Passthrough functions for Redshift

Passthrough functions allow you to send SQL expressions directly to Redshift without being interpreted by ThoughtSpot. If you have custom database functions that ThoughtSpot doesn’t support, you can use these new passthrough functions in the ThoughtSpot Formula Assistant to call your custom functions.

A passthrough function serves as a wrapper around the specific Redshift SQL function. To use a specific Redshift SQL function, match the data type that the function returns with the Connections passthrough function that returns that data type.

For details on all supported passthrough functions, see Connections passthrough functions.

For details on Redshift functions, see Redshift’s SQL Reference.

Passthrough functions and Row-Level Security (RLS)

ThoughtSpot does not validate, interpret or limit the statements that are included in the passthrough function. There is a risk malicious users may generate SQL injection attacks. This vulnerability is limited to:

  • the ability of these users to write select statements that bypass row- and column-level security that is defined in ThoughtSpot.

  • Note that if the data security is defined in the underlying data platform, this risk is mitigated.

  • Note that this does require an advanced understanding of SQL and also how ThoughtSpot generates SQL statements.

For example, a user may only have access to the Australian sales data. However, using a passthrough function, they could request data from other regions.

Limitations

Passthrough functions are subject to the following limitations:

ThoughtSpot does not support passthrough functions for queries with chasm or fan traps.

If the resulting query includes an aggregation from a table different to the one defined in the passthrough function, it generates an error. The query should be valid if a) the underlying query is defined upon a single table or b) the underlying query involves a single fact table and multiple dimension tables.

ThoughtSpot does not support passthrough functions for queries with aggregate formulas.

Aggregate formulas are not directly available in the formula editor. It is possible to wrap an aggregate formula in a group_aggregate function. This will allow for the passthrough function to be saved. However, this will likely generate an error.

ThoughtSpot does not validate the correctness of selected passthrough functions.

The passthrough function name is based upon the expected return data type.
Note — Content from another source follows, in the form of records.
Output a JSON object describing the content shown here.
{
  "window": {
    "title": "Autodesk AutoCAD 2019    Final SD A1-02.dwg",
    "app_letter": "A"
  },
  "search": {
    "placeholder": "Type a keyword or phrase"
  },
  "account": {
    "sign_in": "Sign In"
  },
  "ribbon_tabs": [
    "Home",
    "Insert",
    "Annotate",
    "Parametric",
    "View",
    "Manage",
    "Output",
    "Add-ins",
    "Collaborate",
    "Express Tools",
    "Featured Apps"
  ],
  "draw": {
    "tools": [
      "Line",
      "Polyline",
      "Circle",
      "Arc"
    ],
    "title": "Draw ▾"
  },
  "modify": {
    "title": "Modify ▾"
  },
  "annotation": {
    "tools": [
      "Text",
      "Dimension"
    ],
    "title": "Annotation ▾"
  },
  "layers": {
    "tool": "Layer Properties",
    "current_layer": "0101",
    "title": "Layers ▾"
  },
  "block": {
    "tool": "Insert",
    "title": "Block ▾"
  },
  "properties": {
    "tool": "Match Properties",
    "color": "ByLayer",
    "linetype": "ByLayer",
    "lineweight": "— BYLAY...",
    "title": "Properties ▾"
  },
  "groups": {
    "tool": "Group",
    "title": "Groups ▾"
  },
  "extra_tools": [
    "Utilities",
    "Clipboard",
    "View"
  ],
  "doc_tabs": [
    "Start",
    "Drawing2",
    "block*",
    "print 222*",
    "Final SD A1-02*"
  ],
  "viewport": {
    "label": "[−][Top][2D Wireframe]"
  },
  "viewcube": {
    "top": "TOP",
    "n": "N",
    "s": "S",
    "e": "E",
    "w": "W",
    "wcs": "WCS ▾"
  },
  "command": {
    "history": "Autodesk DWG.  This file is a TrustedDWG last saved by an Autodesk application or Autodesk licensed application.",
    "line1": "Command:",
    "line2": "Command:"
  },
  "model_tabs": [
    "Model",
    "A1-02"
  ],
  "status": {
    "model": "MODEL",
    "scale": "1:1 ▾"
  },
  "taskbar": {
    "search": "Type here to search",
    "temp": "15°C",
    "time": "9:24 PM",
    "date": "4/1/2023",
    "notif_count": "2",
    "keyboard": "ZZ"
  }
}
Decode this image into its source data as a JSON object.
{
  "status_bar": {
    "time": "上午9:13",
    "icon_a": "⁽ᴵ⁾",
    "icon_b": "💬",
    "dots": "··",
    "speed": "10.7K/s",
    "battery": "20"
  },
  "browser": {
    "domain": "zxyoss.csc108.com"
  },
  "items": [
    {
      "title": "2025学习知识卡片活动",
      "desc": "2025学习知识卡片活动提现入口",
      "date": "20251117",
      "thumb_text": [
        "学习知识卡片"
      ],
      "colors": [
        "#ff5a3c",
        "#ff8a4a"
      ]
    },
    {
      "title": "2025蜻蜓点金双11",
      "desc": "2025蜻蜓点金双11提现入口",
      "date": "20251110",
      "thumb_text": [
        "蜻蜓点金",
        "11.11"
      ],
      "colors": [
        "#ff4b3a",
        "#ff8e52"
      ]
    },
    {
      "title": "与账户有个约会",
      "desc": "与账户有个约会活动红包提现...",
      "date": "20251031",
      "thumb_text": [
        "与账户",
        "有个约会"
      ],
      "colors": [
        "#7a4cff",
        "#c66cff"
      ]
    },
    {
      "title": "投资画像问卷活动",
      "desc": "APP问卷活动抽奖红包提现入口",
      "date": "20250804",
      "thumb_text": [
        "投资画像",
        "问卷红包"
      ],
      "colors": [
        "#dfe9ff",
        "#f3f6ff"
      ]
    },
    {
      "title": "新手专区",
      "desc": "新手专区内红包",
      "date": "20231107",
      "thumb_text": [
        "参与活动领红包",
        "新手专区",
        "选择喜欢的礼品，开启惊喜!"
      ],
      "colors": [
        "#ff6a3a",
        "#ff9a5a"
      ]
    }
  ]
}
For example, if the expected result is a STRING value, then the correct passthrough function is sql_string_*. However, a user could write the ThoughtSpot formula referencing a function with a different return data type, for example, sql_number_*. This would likely result in an error.
For each data type, the user can select an aggregate or non-aggregate passthrough function. The selection is dependent upon the underlying function the user is referencing, for example, rank() is an aggregate function while concat() is a non-aggregate function.

ThoughtSpot does not validate the correctness of the SQL statement.
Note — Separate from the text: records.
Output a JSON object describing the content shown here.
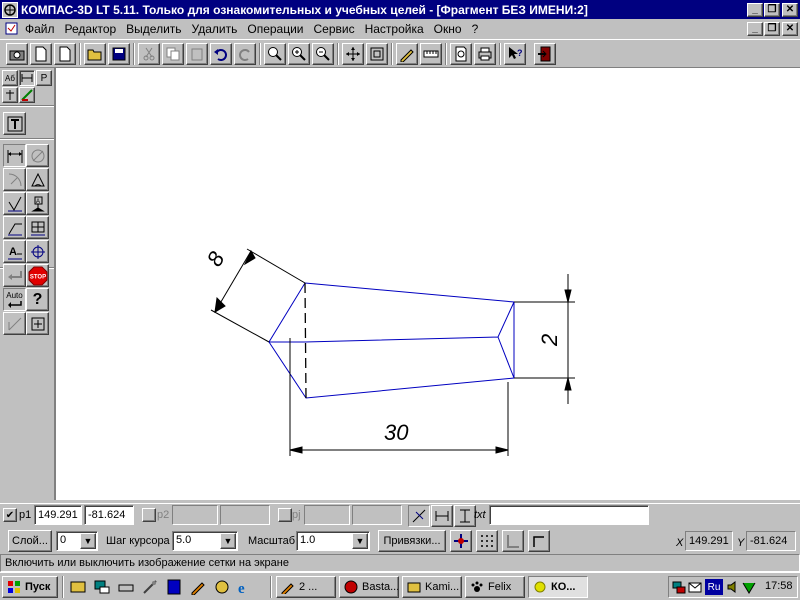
{
  "window": {
    "title": "КОМПАС-3D LT 5.11. Только для ознакомительных и учебных целей - [Фрагмент БЕЗ ИМЕНИ:2]",
    "controls": [
      "_",
      "❐",
      "✕"
    ]
  },
  "menu": [
    "Файл",
    "Редактор",
    "Выделить",
    "Удалить",
    "Операции",
    "Сервис",
    "Настройка",
    "Окно",
    "?"
  ],
  "drawing": {
    "dimension_top_left": "8",
    "dimension_right": "2",
    "dimension_bottom": "30"
  },
  "left_panel": {
    "tabs": [
      "Аб",
      "P"
    ],
    "stop_label": "STOP",
    "auto_label": "Auto",
    "help_label": "?"
  },
  "coords_bar": {
    "p1_label": "p1",
    "p1_x": "149.291",
    "p1_y": "-81.624",
    "p2_label": "p2",
    "pj_label": "pj",
    "txt_label": "txt"
  },
  "params_bar": {
    "layer_button": "Слой...",
    "layer_value": "0",
    "step_label": "Шаг курсора",
    "step_value": "5.0",
    "scale_label": "Масштаб",
    "scale_value": "1.0",
    "snap_button": "Привязки...",
    "x_label": "X",
    "x_value": "149.291",
    "y_label": "Y",
    "y_value": "-81.624"
  },
  "status": {
    "hint": "Включить или выключить изображение сетки на экране"
  },
  "taskbar": {
    "start_label": "Пуск",
    "tasks": [
      "2 ...",
      "Basta...",
      "Kami...",
      "Felix",
      "КО..."
    ],
    "lang": "Ru",
    "clock": "17:58"
  },
  "colors": {
    "title_bg": "#000080",
    "face": "#c0c0c0",
    "geometry_line": "#0000c0",
    "dimension_line": "#000000"
  }
}
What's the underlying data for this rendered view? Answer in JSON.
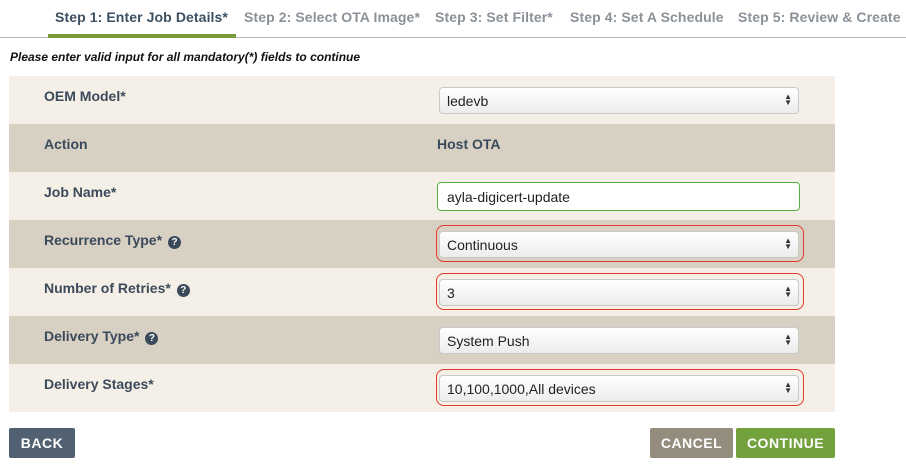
{
  "steps": [
    {
      "label": "Step 1: Enter Job Details*",
      "active": true
    },
    {
      "label": "Step 2: Select OTA Image*",
      "active": false
    },
    {
      "label": "Step 3: Set Filter*",
      "active": false
    },
    {
      "label": "Step 4: Set A Schedule",
      "active": false
    },
    {
      "label": "Step 5: Review & Create",
      "active": false
    }
  ],
  "notice": "Please enter valid input for all mandatory(*) fields to continue",
  "form": {
    "oem_model": {
      "label": "OEM Model*",
      "value": "ledevb"
    },
    "action": {
      "label": "Action",
      "value": "Host OTA"
    },
    "job_name": {
      "label": "Job Name*",
      "value": "ayla-digicert-update"
    },
    "recurrence_type": {
      "label": "Recurrence Type*",
      "value": "Continuous",
      "error": true
    },
    "number_of_retries": {
      "label": "Number of Retries*",
      "value": "3",
      "error": true
    },
    "delivery_type": {
      "label": "Delivery Type*",
      "value": "System Push"
    },
    "delivery_stages": {
      "label": "Delivery Stages*",
      "value": "10,100,1000,All devices",
      "error": true
    }
  },
  "help_icon_glyph": "?",
  "buttons": {
    "back": "BACK",
    "cancel": "CANCEL",
    "continue": "CONTINUE"
  },
  "colors": {
    "accent_green": "#73a13c",
    "error_red": "#e03b2c",
    "row_light": "#f4efe7",
    "row_dark": "#d7d0c3",
    "back_button": "#516171",
    "cancel_button": "#948c7c"
  }
}
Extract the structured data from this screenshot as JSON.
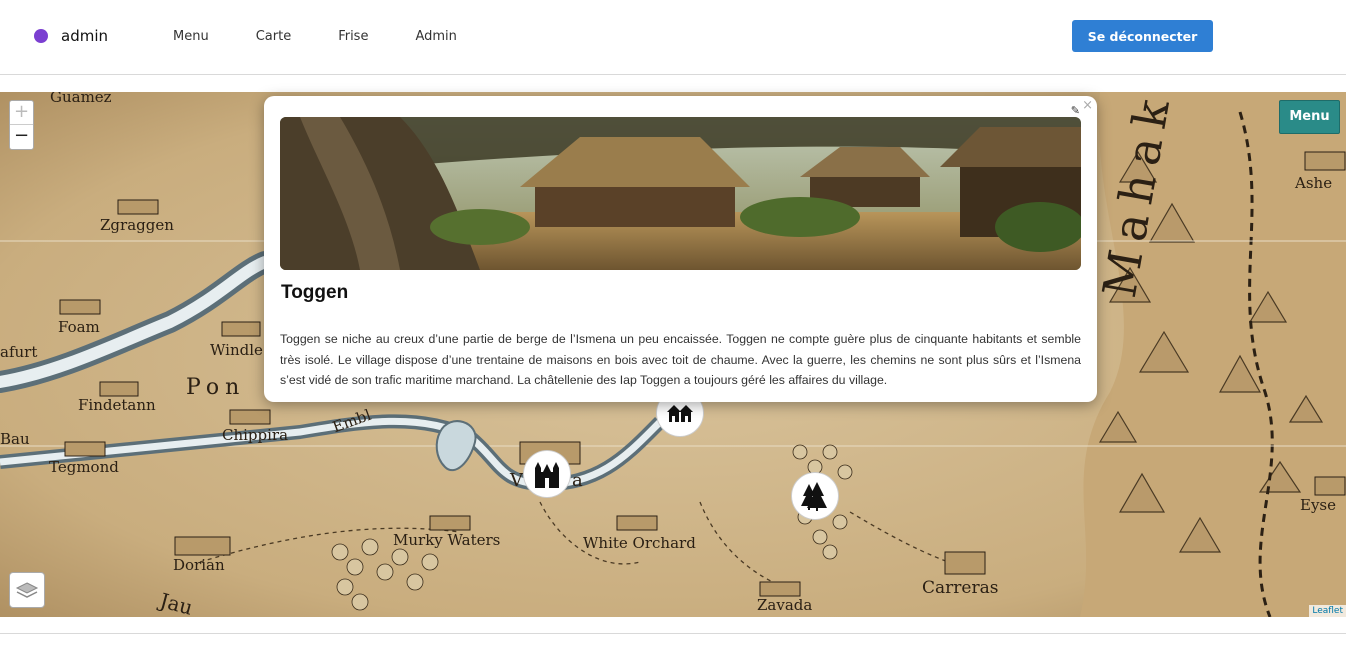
{
  "header": {
    "brand": "admin",
    "nav": [
      "Menu",
      "Carte",
      "Frise",
      "Admin"
    ],
    "logout_label": "Se déconnecter",
    "accent_color": "#2f7fd4",
    "brand_dot_color": "#7b3fd1"
  },
  "map": {
    "zoom_in": "+",
    "zoom_out": "−",
    "menu_label": "Menu",
    "attribution": "Leaflet",
    "labels": [
      "Guamez",
      "Zgraggen",
      "Foam",
      "afurt",
      "Windle",
      "Pon",
      "Findetann",
      "Chippira",
      "Embl",
      "Bau",
      "Tegmond",
      "V",
      "a",
      "Murky Waters",
      "White Orchard",
      "Dorian",
      "Jau",
      "Zavada",
      "Carreras",
      "Ashe",
      "Eyse",
      "Mahakam"
    ],
    "markers": [
      "village-marker",
      "castle-marker",
      "forest-marker"
    ]
  },
  "popup": {
    "title": "Toggen",
    "text": "Toggen se niche au creux d’une partie de berge de l’Ismena un peu encaissée. Toggen ne compte guère plus de cinquante habitants et semble très isolé. Le village dispose d’une trentaine de maisons en bois avec toit de chaume. Avec la guerre, les chemins ne sont plus sûrs et l’Ismena s’est vidé de son trafic maritime marchand. La châtellenie des Iap Toggen a toujours géré les affaires du village.",
    "close": "×",
    "edit": "✎"
  }
}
The user must ensure that the strings are correctly encapsulated. In the scenario where the statement includes double quotes, then the passthrough function should be wrapped in single quotes.
ThoughtSpot generates GROUP BY statements for all queries. The user must ensure that aggregate columns include the correct aggregation.
For example, the first definition below will return a result because the parameter is wrapped in a sum(). However, the second definition below will result in an error.

correct_formula = sql_double_aggregate_op ("rank() over (order by sum({0}) desc)",Amount )
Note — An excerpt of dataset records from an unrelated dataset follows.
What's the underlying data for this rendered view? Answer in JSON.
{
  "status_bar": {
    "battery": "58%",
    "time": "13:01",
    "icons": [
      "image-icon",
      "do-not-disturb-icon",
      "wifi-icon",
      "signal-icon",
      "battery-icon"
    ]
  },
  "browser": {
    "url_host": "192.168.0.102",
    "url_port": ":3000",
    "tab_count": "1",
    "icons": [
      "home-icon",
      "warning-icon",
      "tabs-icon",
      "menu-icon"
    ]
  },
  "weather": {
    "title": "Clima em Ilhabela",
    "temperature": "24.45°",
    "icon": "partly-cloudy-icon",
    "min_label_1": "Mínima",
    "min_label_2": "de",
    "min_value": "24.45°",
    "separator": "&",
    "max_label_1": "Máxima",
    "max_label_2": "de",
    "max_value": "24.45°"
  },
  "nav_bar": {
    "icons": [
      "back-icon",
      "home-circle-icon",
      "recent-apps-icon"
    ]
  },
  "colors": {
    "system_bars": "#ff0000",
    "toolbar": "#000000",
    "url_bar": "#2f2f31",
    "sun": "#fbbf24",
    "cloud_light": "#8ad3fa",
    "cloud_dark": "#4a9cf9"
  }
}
incorrect_formula = sql_double_aggregate_op ("rank() over (order by {0} desc)",Amount )

ThoughtSpot does not support passthrough functions defined with a window aggregate.

If a filter is applied to a passthrough function defined with a window aggregate, then the query will result in a HAVING clause, which generates an error. Filtering window aggregates require that the query is written with either a QUALIFY clause (if supported by the underlying data platform), or the entire query is rewritten in the form of a common table expression (CTE). Note that this is the format generated by ThoughtSpot’s native window functions.

ThoughtSpot does not validate that columns included in window functions partition clauses are included in the search.

If a column is defined as a PARTITION, then this column must be included in search data. However, this requirement is not explicitly stated.
If a column is defined as a PARTITION and the user drills down on the partition column, an error results. This is because during drill down, the column is removed from the search and replaced with a filter.

Window function partitioning over date parts often results in a query generation error.

Partitioning requires that the partition date matches that in the search. In the formula example below, the definition assumes that WEEKLY is defined in the search. If the search defines the date as MONTHLY, an error results.
sql_int_aggregate_op ( "sum(count(distinct {0})) over (order by date_trunc('week',{1} ) rows between unbounded preceding and current row)", Stations ID, Dim My Date )

The definition window function’s aggregates are dependent upon how the aggregate column is referenced in search.

In ThoughtSpot, it is possible to change the behavior of a column that is defined as a measure in search. [Region][Sales] returns an aggregate of sales for each region. The passthrough function for a rank statement for this search would be defined as: sql_double_aggregate_op ("rank() over (order by sum({0}) desc)",Amount ).
However, [Region][by Sales] modifies the behavior of the Sales column to return a non-aggregated row. Therefore in this scenario, you could define the passthrough function for a rank statement as: sql_double_aggregate_op ("rank() over (order by {0} desc)",Amount ).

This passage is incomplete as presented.